Maximum Gaussianality training for deep speaker vector normalization

Cai, Yunqi and Li, Lantian and Abel, Andrew and Zhu, Xiaoyan and Wang, Dong (2024) Maximum Gaussianality training for deep speaker vector normalization. Pattern Recognition, 145. 109977. ISSN 0031-3203 (https://doi.org/10.1016/j.patcog.2023.109977)
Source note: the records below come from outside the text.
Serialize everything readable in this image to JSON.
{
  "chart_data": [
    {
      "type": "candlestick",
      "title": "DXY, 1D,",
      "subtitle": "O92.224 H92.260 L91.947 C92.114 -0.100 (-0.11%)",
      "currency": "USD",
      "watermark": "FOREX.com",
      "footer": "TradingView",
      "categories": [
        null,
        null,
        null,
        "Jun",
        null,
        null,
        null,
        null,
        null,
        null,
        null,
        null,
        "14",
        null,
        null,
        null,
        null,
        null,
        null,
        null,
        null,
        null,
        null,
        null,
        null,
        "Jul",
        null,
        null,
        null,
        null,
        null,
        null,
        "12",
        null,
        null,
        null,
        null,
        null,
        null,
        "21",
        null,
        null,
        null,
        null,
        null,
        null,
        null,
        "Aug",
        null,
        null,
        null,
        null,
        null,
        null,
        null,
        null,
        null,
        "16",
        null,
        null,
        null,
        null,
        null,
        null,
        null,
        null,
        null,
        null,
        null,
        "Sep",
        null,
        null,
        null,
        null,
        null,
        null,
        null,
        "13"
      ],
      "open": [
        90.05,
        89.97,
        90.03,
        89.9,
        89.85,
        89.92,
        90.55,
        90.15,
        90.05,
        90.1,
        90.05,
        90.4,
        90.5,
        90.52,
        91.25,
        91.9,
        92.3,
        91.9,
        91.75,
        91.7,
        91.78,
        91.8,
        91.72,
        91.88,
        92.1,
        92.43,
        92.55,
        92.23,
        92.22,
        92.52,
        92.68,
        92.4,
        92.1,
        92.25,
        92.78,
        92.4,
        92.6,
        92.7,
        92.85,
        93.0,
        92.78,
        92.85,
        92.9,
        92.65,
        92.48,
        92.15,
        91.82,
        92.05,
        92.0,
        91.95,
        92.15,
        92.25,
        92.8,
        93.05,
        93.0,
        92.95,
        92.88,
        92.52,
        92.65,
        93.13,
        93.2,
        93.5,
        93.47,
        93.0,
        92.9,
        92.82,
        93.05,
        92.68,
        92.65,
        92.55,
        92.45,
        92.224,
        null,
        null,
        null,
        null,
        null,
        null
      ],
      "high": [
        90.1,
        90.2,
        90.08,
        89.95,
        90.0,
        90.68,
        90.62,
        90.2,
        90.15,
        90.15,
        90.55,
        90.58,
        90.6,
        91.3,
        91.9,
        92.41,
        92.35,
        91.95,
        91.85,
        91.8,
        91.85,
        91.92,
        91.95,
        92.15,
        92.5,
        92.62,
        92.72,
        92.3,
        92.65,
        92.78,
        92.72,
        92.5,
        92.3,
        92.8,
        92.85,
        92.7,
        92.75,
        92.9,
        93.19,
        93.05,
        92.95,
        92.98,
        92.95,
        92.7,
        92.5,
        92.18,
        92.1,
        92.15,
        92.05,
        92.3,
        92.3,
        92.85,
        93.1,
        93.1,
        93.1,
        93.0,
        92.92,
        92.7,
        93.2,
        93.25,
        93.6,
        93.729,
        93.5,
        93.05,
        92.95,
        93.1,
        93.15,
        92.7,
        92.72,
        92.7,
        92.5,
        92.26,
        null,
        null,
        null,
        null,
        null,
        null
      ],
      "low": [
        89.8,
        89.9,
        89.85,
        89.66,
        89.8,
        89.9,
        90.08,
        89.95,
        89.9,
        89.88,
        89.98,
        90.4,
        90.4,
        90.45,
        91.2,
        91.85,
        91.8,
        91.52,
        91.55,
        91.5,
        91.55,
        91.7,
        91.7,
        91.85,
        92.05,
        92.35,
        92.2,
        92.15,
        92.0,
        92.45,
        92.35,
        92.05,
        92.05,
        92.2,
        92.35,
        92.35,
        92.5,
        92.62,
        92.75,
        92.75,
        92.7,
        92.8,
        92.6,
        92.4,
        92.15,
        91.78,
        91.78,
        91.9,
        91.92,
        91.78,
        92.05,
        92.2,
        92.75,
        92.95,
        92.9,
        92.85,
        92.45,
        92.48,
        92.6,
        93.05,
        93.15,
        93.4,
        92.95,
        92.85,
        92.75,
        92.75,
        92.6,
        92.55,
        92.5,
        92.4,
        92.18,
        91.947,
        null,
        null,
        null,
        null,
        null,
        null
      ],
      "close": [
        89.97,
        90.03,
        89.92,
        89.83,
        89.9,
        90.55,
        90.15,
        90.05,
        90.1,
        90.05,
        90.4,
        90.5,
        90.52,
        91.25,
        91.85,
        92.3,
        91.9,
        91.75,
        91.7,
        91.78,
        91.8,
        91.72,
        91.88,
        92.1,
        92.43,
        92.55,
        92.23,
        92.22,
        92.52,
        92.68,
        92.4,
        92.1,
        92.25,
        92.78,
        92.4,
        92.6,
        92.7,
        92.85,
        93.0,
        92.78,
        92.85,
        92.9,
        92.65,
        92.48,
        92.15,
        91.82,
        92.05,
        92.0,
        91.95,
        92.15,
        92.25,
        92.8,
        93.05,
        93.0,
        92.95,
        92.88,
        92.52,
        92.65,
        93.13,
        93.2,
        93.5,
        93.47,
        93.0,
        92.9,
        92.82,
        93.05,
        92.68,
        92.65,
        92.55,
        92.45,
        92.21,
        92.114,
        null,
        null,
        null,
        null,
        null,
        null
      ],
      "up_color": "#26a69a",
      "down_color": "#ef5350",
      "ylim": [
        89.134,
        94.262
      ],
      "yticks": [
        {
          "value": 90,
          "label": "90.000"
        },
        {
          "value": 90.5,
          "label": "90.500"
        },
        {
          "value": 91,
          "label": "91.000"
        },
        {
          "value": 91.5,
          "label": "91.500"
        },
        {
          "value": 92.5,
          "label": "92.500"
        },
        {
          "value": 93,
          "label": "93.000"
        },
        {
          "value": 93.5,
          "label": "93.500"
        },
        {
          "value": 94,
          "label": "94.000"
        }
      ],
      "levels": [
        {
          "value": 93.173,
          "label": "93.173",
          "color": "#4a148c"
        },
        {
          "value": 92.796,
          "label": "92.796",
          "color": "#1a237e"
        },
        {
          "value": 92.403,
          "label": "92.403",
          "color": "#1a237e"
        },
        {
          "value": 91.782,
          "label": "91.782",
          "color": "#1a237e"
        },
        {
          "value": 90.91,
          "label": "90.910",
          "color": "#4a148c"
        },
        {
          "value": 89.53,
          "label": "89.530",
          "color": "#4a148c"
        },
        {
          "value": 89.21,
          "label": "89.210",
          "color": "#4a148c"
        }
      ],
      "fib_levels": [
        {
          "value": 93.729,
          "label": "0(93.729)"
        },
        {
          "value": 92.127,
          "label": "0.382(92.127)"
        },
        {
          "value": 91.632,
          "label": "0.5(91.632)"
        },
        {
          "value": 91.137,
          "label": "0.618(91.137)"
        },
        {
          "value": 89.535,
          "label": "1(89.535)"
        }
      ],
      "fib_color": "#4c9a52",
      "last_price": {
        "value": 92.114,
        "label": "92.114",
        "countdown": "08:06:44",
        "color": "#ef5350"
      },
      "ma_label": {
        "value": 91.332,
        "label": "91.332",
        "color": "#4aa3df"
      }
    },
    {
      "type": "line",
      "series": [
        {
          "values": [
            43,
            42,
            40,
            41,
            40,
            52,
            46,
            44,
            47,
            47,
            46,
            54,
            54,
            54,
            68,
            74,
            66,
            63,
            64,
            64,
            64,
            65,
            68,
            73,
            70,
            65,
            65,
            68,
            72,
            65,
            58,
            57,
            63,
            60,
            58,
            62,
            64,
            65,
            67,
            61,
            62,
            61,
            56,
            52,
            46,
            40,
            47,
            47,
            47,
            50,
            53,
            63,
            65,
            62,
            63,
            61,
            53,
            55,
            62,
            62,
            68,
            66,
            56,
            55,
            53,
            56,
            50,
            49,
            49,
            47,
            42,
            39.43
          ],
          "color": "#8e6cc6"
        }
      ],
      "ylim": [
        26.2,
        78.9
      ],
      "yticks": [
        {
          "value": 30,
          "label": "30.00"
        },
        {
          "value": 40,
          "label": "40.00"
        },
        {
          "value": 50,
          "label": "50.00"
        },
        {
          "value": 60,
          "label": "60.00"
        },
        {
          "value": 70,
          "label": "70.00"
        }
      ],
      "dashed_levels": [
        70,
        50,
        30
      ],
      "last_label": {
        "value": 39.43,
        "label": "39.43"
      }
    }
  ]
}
[thumbnail of Cai-etal-PR-2023-Maximum-Gaussianality-training-for-deep-speaker-vector-normalization] Text. Filename: Cai_etal_PR_2023_Maximum_Gaussianality_training_for_deep_speaker_vector_normalization.pdf
Accepted Author Manuscript
Restricted to Repository staff only until 25 September 2024.
License: Creative Commons Attribution-NonCommercial-NoDerivatives 4.0 logo

Download (1MB) | Request a copy

Abstract

Automatic Speaker Verification (ASV) is a critical task in pattern recognition and has been applied to various security-sensitive scenarios. The current state-of-the-art technique for ASV is based on deep embedding. However, a significant challenge with this approach is that the resulting deep speaker vectors tend to be irregularly distributed. To address this issue, this paper proposes a novel training method called Maximum Gaussianality (MG), which regulates the distribution of the speaker vectors. Compared to the conventional normalization approach based on maximum likelihood (ML), the new approach directly maximizes the Gaussianality of the latent codes, and therefore can both normalize the between-class and within-class distributions in a controlled and reliable way and eliminate the unbound likelihood problem associated with the conventional ML approach. Our experiments on several datasets demonstrate that our MG-based normalization can deliver much better performance than the baseline systems without normalization and outperform discriminative normalization flow (DNF), an ML-based normalization method, particularly when the training data is limited. In theory, the MG criterion can be applied to any task in any research domain where Gaussian distributions are needed, making the MG training a versatile tool.